Please see my code below. If I enter 4.42 in for my first float
and 10.00 in for my second float and I muliply them together I get
a result of 44.200001. The reason is because the compiler thinks
that 4.42 = 4.4200001 (I checked this during debug). Why does this
do this? How does anybody get accurate results when working with
C? Anyone know what the work around is for this type of issue?
I'm refreshing my knowledge of C... I'm a little rusty.


#include <stdio.h>

void main(){

float aFloat1; float aFloat2; float aFloat3;

printf(" Please enter the value of float #1: ");
scanf("%f",&aFloat1);

printf(" Please enter the value of float #2: ");
scanf("%f", &aFloat2);

aFloat3 = aFloat2 * aFloat1;

printf("\n");
printf(" The value of aFloat3 is: $%f \n\n", aFloat3);

getchar();
getchar();

};


regards,

meldave00

 

[lalbatros]

go to double (precision)

 

[Jimmy Snyder]

Why does this do this?

A float takes up four bytes of memory and therefor can only represent at most 4 billion or so different numbers out of the infinitely many numbers there are. As a result, not all numbers are perfectly represented. By using double instead of float, you greatly increase the ability to represent, but still nowhere near infinite.

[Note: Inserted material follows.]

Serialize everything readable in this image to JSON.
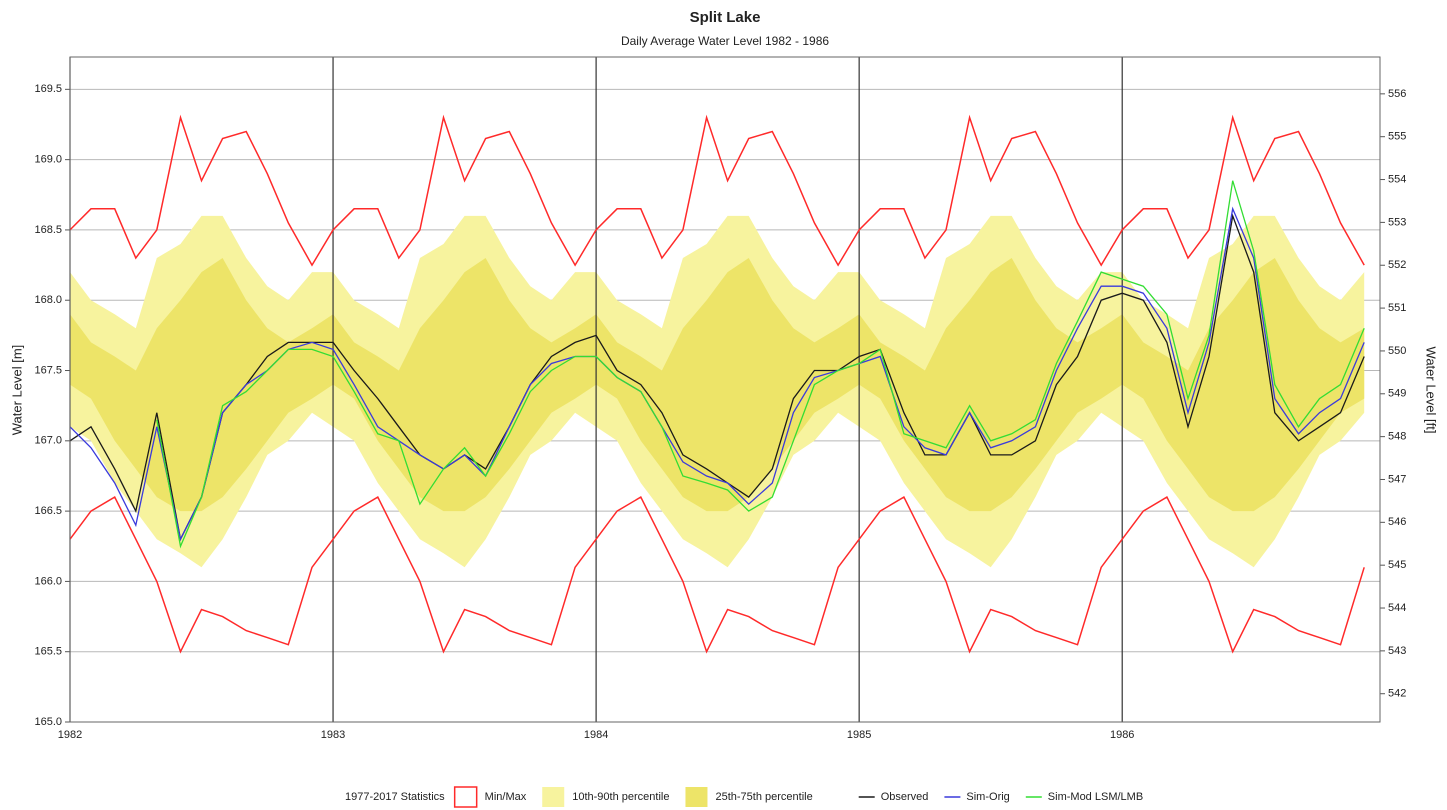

printf(" The value of aFloat3 is: $%f \n\n", aFloat3);

Try this instead.
printf(" The value of aFloat3 is: $%8.4f \n\n", aFloat3);

 

[NoTime]

Float is and always has been problematical in this regard.
In the OP the problem can be fixed by truncation.
But, 1+1 = 1.999999 is not going to get fixed this way.

 

[nmtim]

This has nothing to do with C. It's a property of the machine and how it represents numbers.

See http://docs.sun.com/source/806-3568/ncg_goldberg.html

Floating point numbers are not continuous--they're discrete. There are a lot of numbers (I would guess most of them) that cannot be represented exactly by a finite number of digits. In base 10, think square root of two, or 1/3. In the usual binary floating point representation, I believe 1/10 cannot be represented in a finite sequence of digits.

So remember, your results are almost always approximate. It may not even be that good an approximation, and there are ways to blow away your approximation in a hurry. If you keep that in mind, you'll be ahead of most scientific programmers. "Go to double" is the standard answer. But if you don't understand the underlying problem, you'll get bit there, too.